Sample Code

<script>
config = {
    locateFile: filename => `sql-wasm.wasm`
  }
initSqlJs(config).then(function(SQL)
{
    //Create the database
    const db = new SQL.Database();

    //create first table - Questions (Parent Table)
    let question = "CREATE TABLE Questions(qid INT NOT NULL, qdesc CHAR, PRIMARY KEY(qid));\
        INSERT INTO Questions VALUES(1, 'set1');\
        INSERT INTO Questions VALUES(2, 'set2');\
        INSERT INTO Questions VALUES(3, 'set3');\
        INSERT INTO Questions VALUES(4, 'set4');\
        INSERT INTO Questions VALUES(5, 'set5');";
    db.run(question);
    const result = db.exec("SELECT * FROM Questions");
    console.log(result);
    
    //create second Table - Qimages (Child Table)
    let qimage = "CREATE TABLE Qimages(img_id INT AUTO_INCREMENT, imgurl VARCHAR,FOREIGN KEY (qid) REFERENCES Questions(qid));\
        INSERT INTO Qimages VALUES('https://www.w3schools.com/howto/img_woods.jpg',1);\
        INSERT INTO Qimages VALUES('https://www.w3schools.com/howto/img_5terre.jpg',1);\
        INSERT INTO Qimages VALUES('https://www.w3schools.com/howto/img_mountains.jpg',2);";
    db.run(qimage);
    const res = db.exec("SELECT * FROM Qimages");
    console.log(res);
</script>

Below is the Error I'm Getting

uncaught (in promise) Error: unknown column "qid" in foreign key definition

CodePudding user response：

As the message says, there is no qid column in the Qimages table.
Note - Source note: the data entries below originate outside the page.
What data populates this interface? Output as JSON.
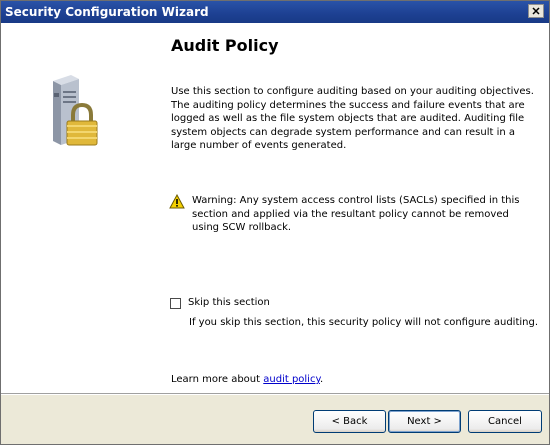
{
  "window": {
    "title": "Security Configuration Wizard"
  },
  "page": {
    "heading": "Audit Policy",
    "description": "Use this section to configure auditing based on your auditing objectives. The auditing policy determines the success and failure events that are logged as well as the file system objects that are audited. Auditing file system objects can degrade system performance and can result in a large number of events generated.",
    "warning": "Warning: Any system access control lists (SACLs) specified in this section and applied via the resultant policy cannot be removed using SCW rollback.",
    "skip_label": "Skip this section",
    "skip_checked": false,
    "skip_note": "If you skip this section, this security policy will not configure auditing.",
    "learn_prefix": "Learn more about ",
    "learn_link": "audit policy",
    "learn_suffix": "."
  },
  "buttons": {
    "back": "< Back",
    "next": "Next >",
    "cancel": "Cancel"
  },
  "icons": {
    "close": "close-icon",
    "server_lock": "server-lock-icon",
    "warning": "warning-icon"
  },
  "colors": {
    "titlebar": "#1d4092",
    "footer": "#ece9d8",
    "link": "#0000cc",
    "warning": "#f5d000"
  }
}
I suspect that you want:-

CREATE TABLE Qimages(img_id INT AUTO_INCREMENT, imgurl VARCHAR,qid INTEGER REFERENCES Questions(qid));

Thus the value of the qid column (now defined), that uses the column level version of the Foreign Key constraint declaration, must have a corresponding value in the qid column of the Question table.

Alternately you could use:-

CREATE TABLE Qimages(img_id INT AUTO_INCREMENT, imgurl VARCHAR,qid INTEGER, FOREIGN KEY (qid) REFERENCES Questions(qid));